IBM Cancels TV Ads For Golf Tourney Because of No-Black Host Club
BIRMINGHAM, Ala. (AP) _ IBM has canceled television commercials that were supposed to run during the Professional Golfers’ Association championship because the host club has no black members, a company spokeswoman says.
″When we learned that this tournament was being played at a club that was exclusionary, we decided it was not an appropriate vehicle for our advertising,″ the spokeswoman, Gina Chew-Holman, said Tuesday.
Officials of the private club, Shoal Creek, said it does not have a policy against blacks and some blacks have been guests. Hall Thompson, the club’s founder, said in June the club has Jews, Lebanese, Italians and women among its members, but no blacks.
″Supporting even indirectly activities which are exclusionary is against IBM’s practices and policies,″ Chew-Holman said.
Toyota and Anheuser-Busch also are canceling their TV advertising with ESPN during the event, the Birmingham Post-Herald reported today. Officials with the corporations and ESPN were not immediately available to comment on the report.
Everything was running smoothly for the Aug. 9-12 PGA championship, also held at Shoal Creek in 1984, until Thompson commented recently that the club would not be pressured into accepting black members.

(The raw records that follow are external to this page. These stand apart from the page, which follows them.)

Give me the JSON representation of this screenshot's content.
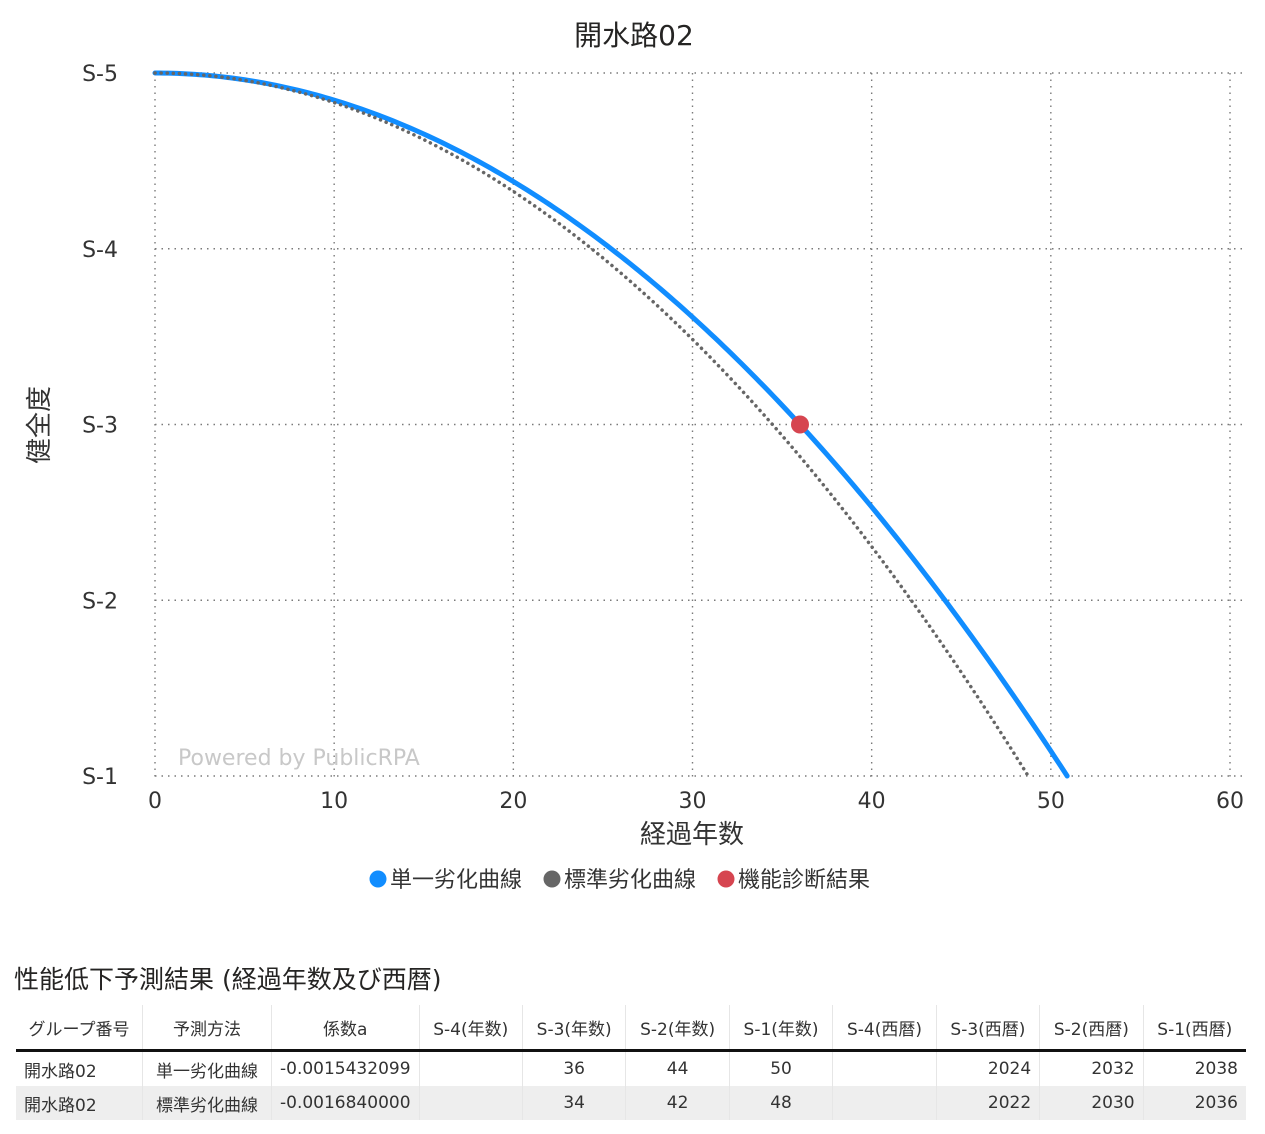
{
  "chart_data": {
    "type": "line",
    "title": "開水路02",
    "xlabel": "経過年数",
    "ylabel": "健全度",
    "xlim": [
      0,
      60
    ],
    "ylim": [
      1,
      5
    ],
    "x_ticks": [
      0,
      10,
      20,
      30,
      40,
      50,
      60
    ],
    "y_ticks": [
      {
        "value": 5,
        "label": "S-5"
      },
      {
        "value": 4,
        "label": "S-4"
      },
      {
        "value": 3,
        "label": "S-3"
      },
      {
        "value": 2,
        "label": "S-2"
      },
      {
        "value": 1,
        "label": "S-1"
      }
    ],
    "grid": true,
    "legend_position": "bottom",
    "series": [
      {
        "name": "単一劣化曲線",
        "style": "solid",
        "color": "#118DFF",
        "coef_a": -0.0015432099,
        "intercept": 5,
        "x": [
          0,
          10,
          20,
          30,
          36,
          40,
          45,
          50.9
        ],
        "y": [
          5.0,
          4.846,
          4.383,
          3.611,
          3.0,
          2.531,
          1.875,
          1.0
        ]
      },
      {
        "name": "標準劣化曲線",
        "style": "dotted",
        "color": "#666666",
        "coef_a": -0.001684,
        "intercept": 5,
        "x": [
          0,
          10,
          20,
          30,
          34,
          40,
          45,
          48.7
        ],
        "y": [
          5.0,
          4.832,
          4.326,
          3.484,
          3.053,
          2.306,
          1.59,
          1.0
        ]
      },
      {
        "name": "機能診断結果",
        "style": "point",
        "color": "#D64550",
        "x": [
          36
        ],
        "y": [
          3.0
        ]
      }
    ],
    "watermark": "Powered by PublicRPA"
  },
  "table": {
    "title": "性能低下予測結果 (経過年数及び西暦)",
    "headers": [
      "グループ番号",
      "予測方法",
      "係数a",
      "S-4(年数)",
      "S-3(年数)",
      "S-2(年数)",
      "S-1(年数)",
      "S-4(西暦)",
      "S-3(西暦)",
      "S-2(西暦)",
      "S-1(西暦)"
    ],
    "rows": [
      [
        "開水路02",
        "単一劣化曲線",
        "-0.0015432099",
        "",
        "36",
        "44",
        "50",
        "",
        "2024",
        "2032",
        "2038"
      ],
      [
        "開水路02",
        "標準劣化曲線",
        "-0.0016840000",
        "",
        "34",
        "42",
        "48",
        "",
        "2022",
        "2030",
        "2036"
      ]
    ]
  }
}
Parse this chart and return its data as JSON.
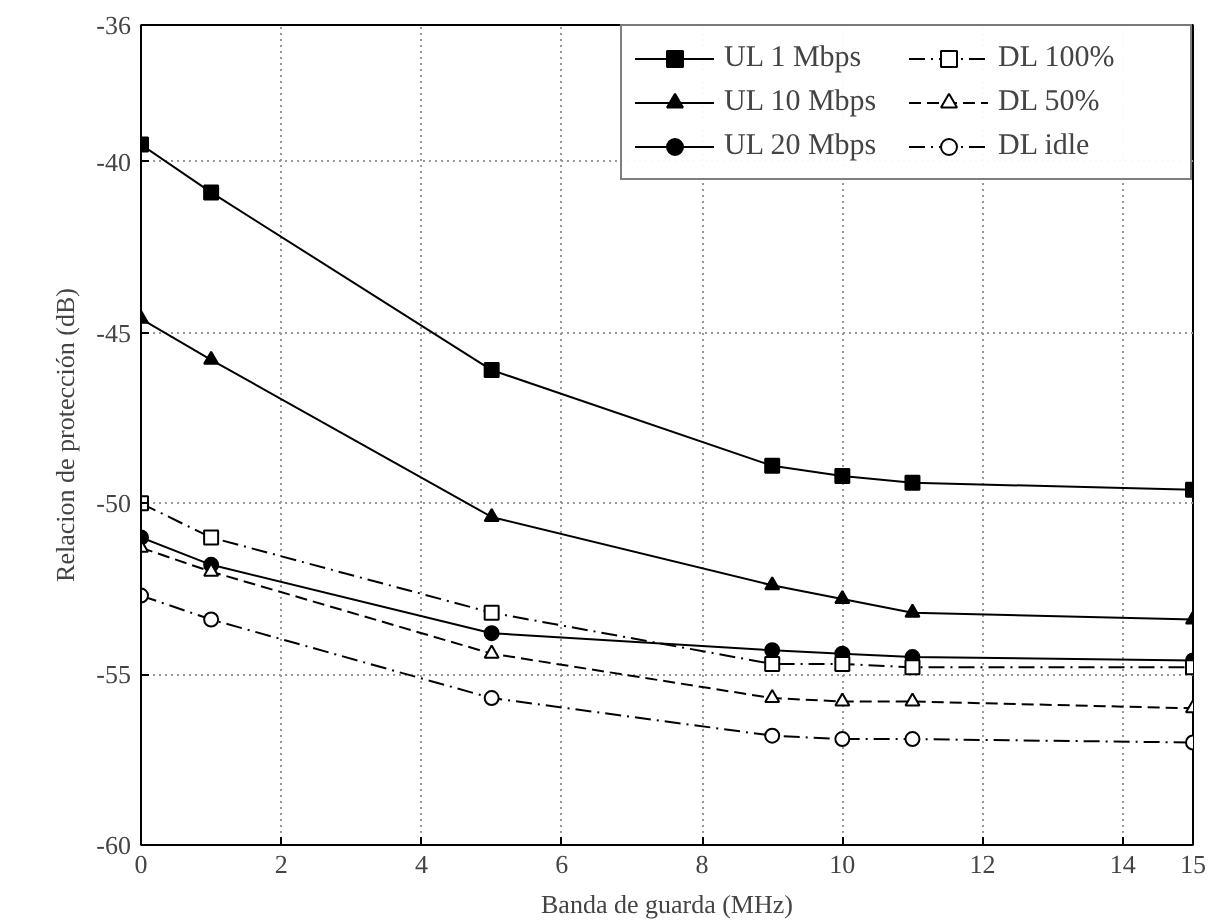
{
  "chart_data": {
    "type": "line",
    "xlabel": "Banda de guarda (MHz)",
    "ylabel": "Relacion de protección (dB)",
    "x": [
      0,
      1,
      5,
      9,
      10,
      11,
      15
    ],
    "xlim": [
      0,
      15
    ],
    "xticks": [
      0,
      2,
      4,
      6,
      8,
      10,
      12,
      14,
      15
    ],
    "ylim": [
      -60,
      -36
    ],
    "yticks": [
      -60,
      -55,
      -50,
      -45,
      -40,
      -36
    ],
    "grid": true,
    "legend": "top right",
    "series": [
      {
        "name": "UL 1 Mbps",
        "color": "#000000",
        "marker": "square",
        "line_style": "solid",
        "values": [
          -39.5,
          -40.9,
          -46.1,
          -48.9,
          -49.2,
          -49.4,
          -49.6
        ]
      },
      {
        "name": "UL 10 Mbps",
        "color": "#000000",
        "marker": "triangle",
        "line_style": "solid",
        "values": [
          -44.6,
          -45.8,
          -50.4,
          -52.4,
          -52.8,
          -53.2,
          -53.4
        ]
      },
      {
        "name": "UL 20 Mbps",
        "color": "#000000",
        "marker": "circle",
        "line_style": "solid",
        "values": [
          -51.0,
          -51.8,
          -53.8,
          -54.3,
          -54.4,
          -54.5,
          -54.6
        ]
      },
      {
        "name": "DL 100%",
        "color": "#000000",
        "marker": "square",
        "line_style": "dashdot",
        "values": [
          -50.0,
          -51.0,
          -53.2,
          -54.7,
          -54.7,
          -54.8,
          -54.8
        ]
      },
      {
        "name": "DL 50%",
        "color": "#000000",
        "marker": "triangle",
        "line_style": "dashed",
        "values": [
          -51.3,
          -52.0,
          -54.4,
          -55.7,
          -55.8,
          -55.8,
          -56.0
        ]
      },
      {
        "name": "DL idle",
        "color": "#000000",
        "marker": "circle",
        "line_style": "dashdot",
        "values": [
          -52.7,
          -53.4,
          -55.7,
          -56.8,
          -56.9,
          -56.9,
          -57.0
        ]
      }
    ]
  }
}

He later apologized and said he was quoted out of context.
Thompson has refused to comment since his apology, as have other club members.
Chew-Holman would not say how much money International Business Machines had planned to spend on television advertising during the tournament, which will be televised for two days by ESPN and carried by ABC for the final two days.
Leaders of the Southern Christian Leadership Conference and the NAACP have urged picketing of the tournament.
Mayor Richard Arrington, who is black, says he hopes black leaders decide against demonstrations.
″I don’t think they will be necessary to bring about the change being sought,″ he said.
Publicity over Shoal Creek has ″started a process of assessment which will likely lead to the voluntary end of racial discrimination″ in Birmingham area country clubs in a year or so, Arrington said.